2018 ESA Annual Meeting (August 5 -- 10)

OOS 18-3 - Taxonomic and functional changes of bacterial communities during primary succession

Wednesday, August 8, 2018: 8:40 AM
344, New Orleans Ernest N. Morial Convention Center
Albert Barberan1, Noah Fierer2, Asunción de los Ríos3, Emilio Casamayor4 and Rudiger Ortiz-Alvarez3, (1)Department of Soil, Water and Environmental Science, The University of Arizona, (2)Ecology and Evolutionary Biology and CIRES, University of Colorado Boulder, Boulder, CO, (3)CSIC, (4)Departamento de Ecologia Continental-Limnologa, Centro de Estudios Avanzados de Blanes-CSIC, Blanes, Spain
Background/Question/Methods

Ecologists have long studied primary succession, the changes that occur in biological communities after initial colonization of an environment. Most of this work has focused on succession in plant communities, laying the conceptual foundation for much of what we currently know about community assembly patterns over time. Because of their prevalence and importance in ecosystems, an increasing number of studies have focused on microbial community dynamics during succession.
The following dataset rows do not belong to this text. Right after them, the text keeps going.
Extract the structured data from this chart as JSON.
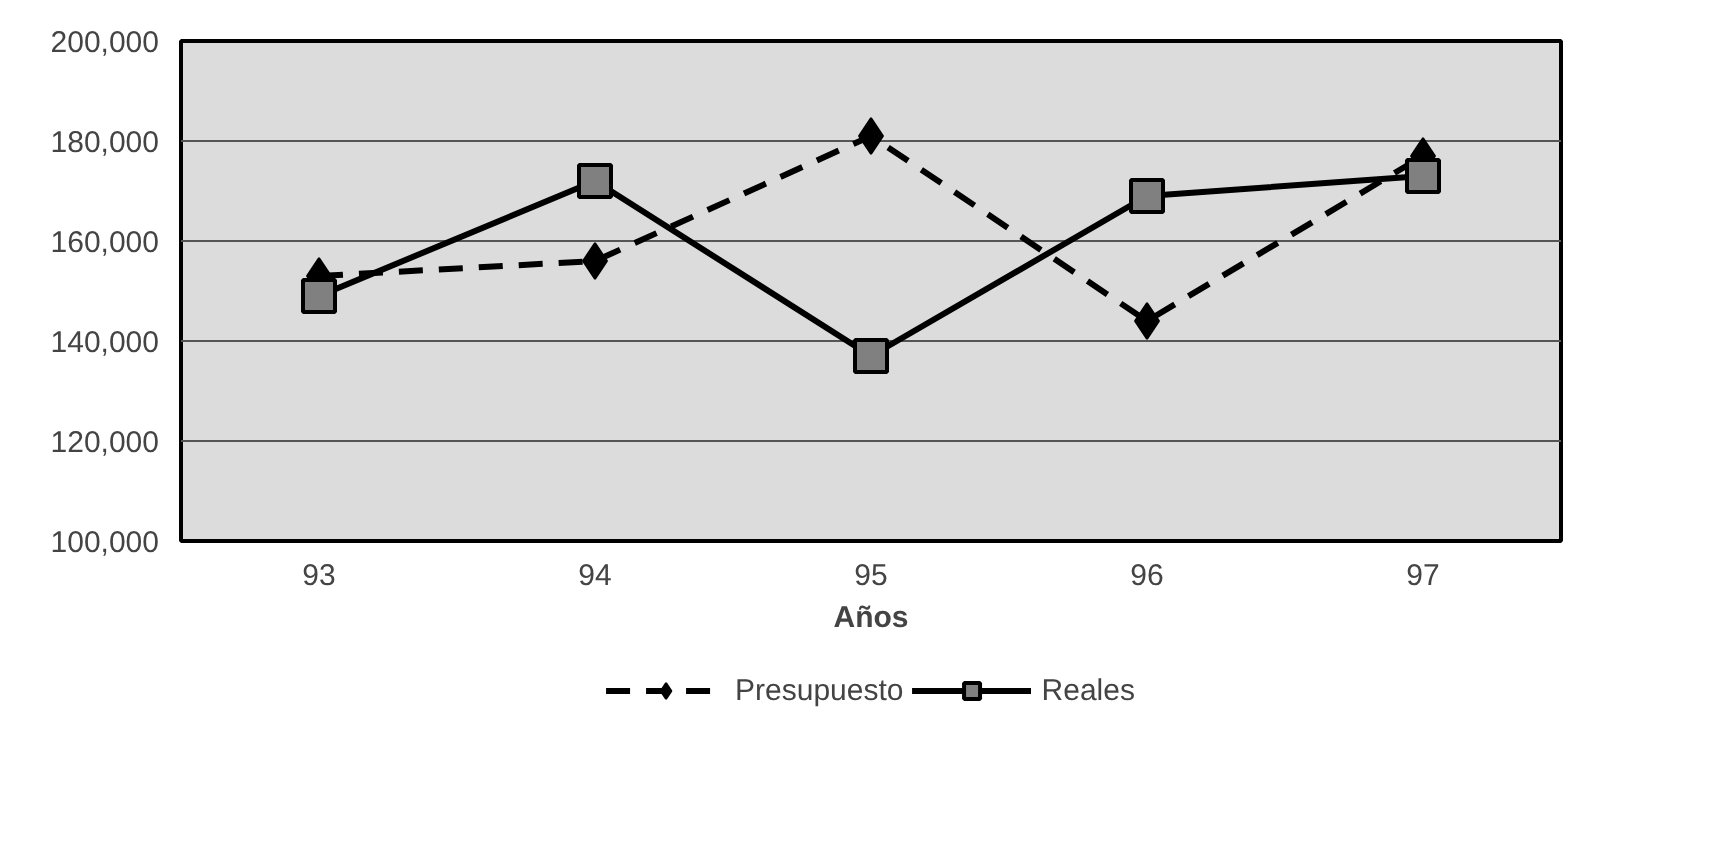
{
  "chart_data": {
    "type": "line",
    "xlabel": "Años",
    "categories": [
      "93",
      "94",
      "95",
      "96",
      "97"
    ],
    "series": [
      {
        "name": "Presupuesto",
        "color": "#000000",
        "marker": "diamond",
        "line_style": "dashed",
        "values": [
          153000,
          156000,
          181000,
          144000,
          177000
        ]
      },
      {
        "name": "Reales",
        "color": "#000000",
        "marker": "square",
        "line_style": "solid",
        "values": [
          149000,
          172000,
          137000,
          169000,
          173000
        ]
      }
    ],
    "ylim": [
      100000,
      200000
    ],
    "yticks": [
      {
        "value": 100000,
        "label": "100,000"
      },
      {
        "value": 120000,
        "label": "120,000"
      },
      {
        "value": 140000,
        "label": "140,000"
      },
      {
        "value": 160000,
        "label": "160,000"
      },
      {
        "value": 180000,
        "label": "180,000"
      },
      {
        "value": 200000,
        "label": "200,000"
      }
    ],
    "grid": "y",
    "legend": "bottom"
  }
}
Here, we conducted a meta-analysis of bacterial primary succession patterns across a range of distinct habitats, including the infant gut, plant surfaces, soil chronosequences, and aquatic environments, to determine whether consistent changes in bacterial diversity, community composition, and functional traits are evident over the course of succession.

Results/Conclusions

Although these distinct habitats harbor unique bacterial communities, we were able to identify patterns in community assembly that were shared across habitat types. We found an increase in taxonomic and functional diversity with time while the taxonomic composition and functional profiles of communities became less variable (lower beta diversity) in late successional stages. In addition, we found consistent decreases in the rRNA operon copy number and in the high-efficient phosphate assimilation process (Pst system) suggesting that reductions in resource availability during succession select for taxa adapted to low-resource conditions. Together, these results highlight that, like many plant communities, microbial communities also exhibit predictable patterns during primary succession.